Italy drew bids for more than 17 billion euros ($19 billion) on a 50-year bond, taking advantage of improved market sentiment after avoiding EU disciplinary action amid investor bets that euro zone monetary policy will remain dovish.
Italy’s 50-year bond yield was at 2.85% as trading wound down on Tuesday, having initially jumped on Monday after Italy unexpectedly announced its intention to tap the ultra-long dated bond.
Italy sold its 3 billion euro tap at 11 basis points over the 3.85% September 2049, according to a lead manager.
“The announcement perfectly encapsulates the yield grab that has been galvanised by the recent dovish shift on the part of the Fed and the ECB,” said Richard McGuire, head of rates strategy at Rabobank in London.
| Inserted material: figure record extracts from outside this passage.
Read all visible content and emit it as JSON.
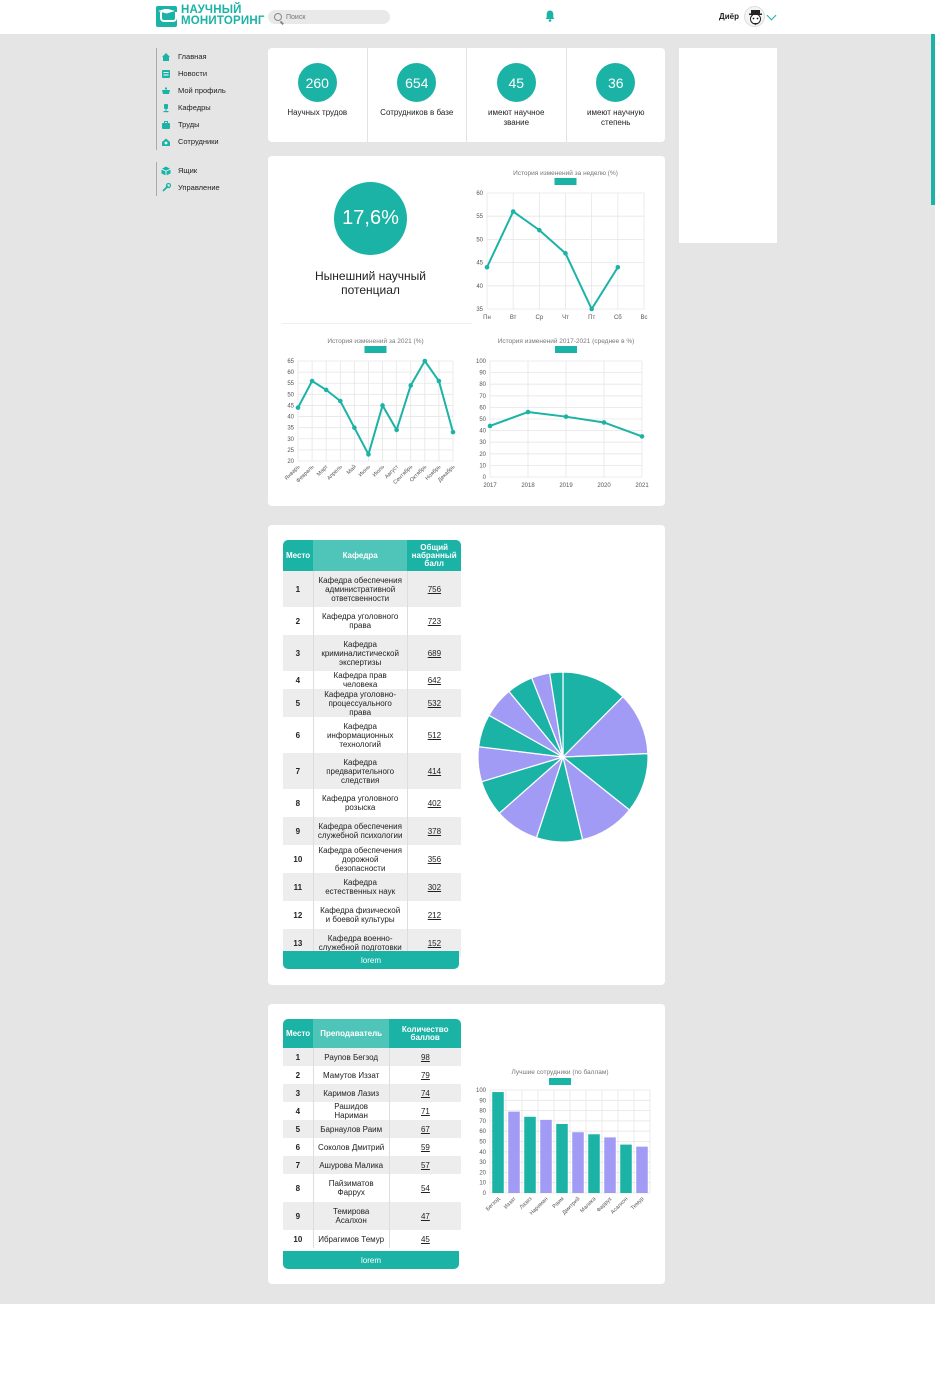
{
  "header": {
    "logo_line1": "НАУЧНЫЙ",
    "logo_line2": "МОНИТОРИНГ",
    "search_placeholder": "Поиск",
    "user_name": "Диёр"
  },
  "sidebar": {
    "group1": [
      {
        "label": "Главная",
        "icon": "home-icon"
      },
      {
        "label": "Новости",
        "icon": "news-icon"
      },
      {
        "label": "Мой профиль",
        "icon": "profile-icon"
      },
      {
        "label": "Кафедры",
        "icon": "departments-icon"
      },
      {
        "label": "Труды",
        "icon": "works-icon"
      },
      {
        "label": "Сотрудники",
        "icon": "staff-icon"
      }
    ],
    "group2": [
      {
        "label": "Ящик",
        "icon": "box-icon"
      },
      {
        "label": "Управление",
        "icon": "tools-icon"
      }
    ]
  },
  "stats": [
    {
      "value": "260",
      "label": "Научных трудов"
    },
    {
      "value": "654",
      "label": "Сотрудников в базе"
    },
    {
      "value": "45",
      "label": "имеют научное звание"
    },
    {
      "value": "36",
      "label": "имеют научную степень"
    }
  ],
  "potential": {
    "value": "17,6%",
    "label": "Нынешний научный потенциал"
  },
  "colors": {
    "accent": "#1bb3a6",
    "accent_light": "#4ec5b8",
    "purple": "#a29bf5"
  },
  "chart_data": [
    {
      "type": "line",
      "title": "История изменений за неделю (%)",
      "categories": [
        "Пн",
        "Вт",
        "Ср",
        "Чт",
        "Пт",
        "Сб",
        "Вс"
      ],
      "values": [
        44,
        56,
        52,
        47,
        35,
        44,
        null
      ],
      "ylim": [
        35,
        60
      ],
      "yticks": [
        35,
        40,
        45,
        50,
        55,
        60
      ],
      "grid": true
    },
    {
      "type": "line",
      "title": "История изменений за 2021 (%)",
      "categories": [
        "Январь",
        "Февраль",
        "Март",
        "Апрель",
        "Май",
        "Июнь",
        "Июль",
        "Август",
        "Сентябрь",
        "Октябрь",
        "Ноябрь",
        "Декабрь"
      ],
      "values": [
        44,
        56,
        52,
        47,
        35,
        23,
        45,
        34,
        54,
        65,
        56,
        33
      ],
      "values_note": "",
      "ylim": [
        20,
        65
      ],
      "yticks": [
        20,
        25,
        30,
        35,
        40,
        45,
        50,
        55,
        60,
        65
      ],
      "grid": true
    },
    {
      "type": "line",
      "title": "История изменений 2017-2021 (среднее в %)",
      "categories": [
        "2017",
        "2018",
        "2019",
        "2020",
        "2021"
      ],
      "values": [
        44,
        56,
        52,
        47,
        35
      ],
      "ylim": [
        0,
        100
      ],
      "yticks": [
        0,
        10,
        20,
        30,
        40,
        50,
        60,
        70,
        80,
        90,
        100
      ],
      "grid": true
    },
    {
      "type": "pie",
      "categories": [
        "1",
        "2",
        "3",
        "4",
        "5",
        "6",
        "7",
        "8",
        "9",
        "10",
        "11",
        "12",
        "13"
      ],
      "values": [
        756,
        723,
        689,
        642,
        532,
        512,
        414,
        402,
        378,
        356,
        302,
        212,
        152
      ]
    },
    {
      "type": "bar",
      "title": "Лучшие сотрудники (по баллам)",
      "categories": [
        "Бегзод",
        "Иззат",
        "Лазиз",
        "Нариман",
        "Раим",
        "Дмитрий",
        "Малика",
        "Фаррух",
        "Асалхон",
        "Темур"
      ],
      "values": [
        98,
        79,
        74,
        71,
        67,
        59,
        57,
        54,
        47,
        45
      ],
      "ylim": [
        0,
        100
      ],
      "yticks": [
        0,
        10,
        20,
        30,
        40,
        50,
        60,
        70,
        80,
        90,
        100
      ],
      "grid": true
    }
  ],
  "departments_table": {
    "headers": [
      "Место",
      "Кафедра",
      "Общий набранный балл"
    ],
    "rows": [
      {
        "place": "1",
        "name": "Кафедра обеспечения административной ответсвенности",
        "score": "756"
      },
      {
        "place": "2",
        "name": "Кафедра уголовного права",
        "score": "723"
      },
      {
        "place": "3",
        "name": "Кафедра криминалистической экспертизы",
        "score": "689"
      },
      {
        "place": "4",
        "name": "Кафедра прав человека",
        "score": "642"
      },
      {
        "place": "5",
        "name": "Кафедра уголовно-процессуального права",
        "score": "532"
      },
      {
        "place": "6",
        "name": "Кафедра информационных технологий",
        "score": "512"
      },
      {
        "place": "7",
        "name": "Кафедра предварительного следствия",
        "score": "414"
      },
      {
        "place": "8",
        "name": "Кафедра уголовного розыска",
        "score": "402"
      },
      {
        "place": "9",
        "name": "Кафедра обеспечения служебной психологии",
        "score": "378"
      },
      {
        "place": "10",
        "name": "Кафедра обеспечения дорожной безопасности",
        "score": "356"
      },
      {
        "place": "11",
        "name": "Кафедра естественных наук",
        "score": "302"
      },
      {
        "place": "12",
        "name": "Кафедра физической и боевой культуры",
        "score": "212"
      },
      {
        "place": "13",
        "name": "Кафедра военно-служебной подготовки",
        "score": "152"
      }
    ],
    "button_label": "lorem"
  },
  "teachers_table": {
    "headers": [
      "Место",
      "Преподаватель",
      "Количество баллов"
    ],
    "rows": [
      {
        "place": "1",
        "name": "Раупов Бегзод",
        "score": "98"
      },
      {
        "place": "2",
        "name": "Мамутов Иззат",
        "score": "79"
      },
      {
        "place": "3",
        "name": "Каримов Лазиз",
        "score": "74"
      },
      {
        "place": "4",
        "name": "Рашидов Нариман",
        "score": "71"
      },
      {
        "place": "5",
        "name": "Барнаулов Раим",
        "score": "67"
      },
      {
        "place": "6",
        "name": "Соколов Дмитрий",
        "score": "59"
      },
      {
        "place": "7",
        "name": "Ашурова Малика",
        "score": "57"
      },
      {
        "place": "8",
        "name": "Пайзиматов Фаррух",
        "score": "54"
      },
      {
        "place": "9",
        "name": "Темирова Асалхон",
        "score": "47"
      },
      {
        "place": "10",
        "name": "Ибрагимов Темур",
        "score": "45"
      }
    ],
    "button_label": "lorem"
  }
}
“With the decision to tap the 50-year reflective of investor appetite for both risk and duration.”
Italian yields dipped 2-3 basis points across the curve, while most other euro zone bond yields edged higher.
The backdrop for the bond sale could not be more favourable.
Italian bond prices surged last week, not only because Rome avoided EU sanctions over its fiscal policies but also on expectations that the European Central Bank would retain its dovish stance under incoming president Christine Lagarde.
With more than half the euro zone bond market offering yields in negative territory, demand for bonds with a positive yield is strong.
Tuesday’s sale is the second syndicated deal for Italy in less than a month, after Rome sold 6 billion euros ($6.7 billion) of a new 20-year government bond in June.
“And the demand for yield is still strong, so tapping the 50-year bond gives investors duration and credit — two things they are looking for,” said DZ Bank rates strategist Christian Lenk.
Data on Monday showed Japanese investors were net sellers of French bonds in May for the second consecutive month but increased their purchases of Spanish debt.
Analysts say that trend may have accelerated given that even long-dated French government bond yields have fallen into negative territory in recent weeks.
Outside Italy, most euro zone bond yields rose as profit-taking on recent price gains set in as investors dialled back expectations for aggressive U.S. rate cuts this month following Friday’s strong jobs data.
Closely-watched bond spreads over euro zone benchmark issuer Germany have widened slightly as a result. The Spanish/German 10-year bond yield gap briefly hit 81 bps — its widest since mid-June.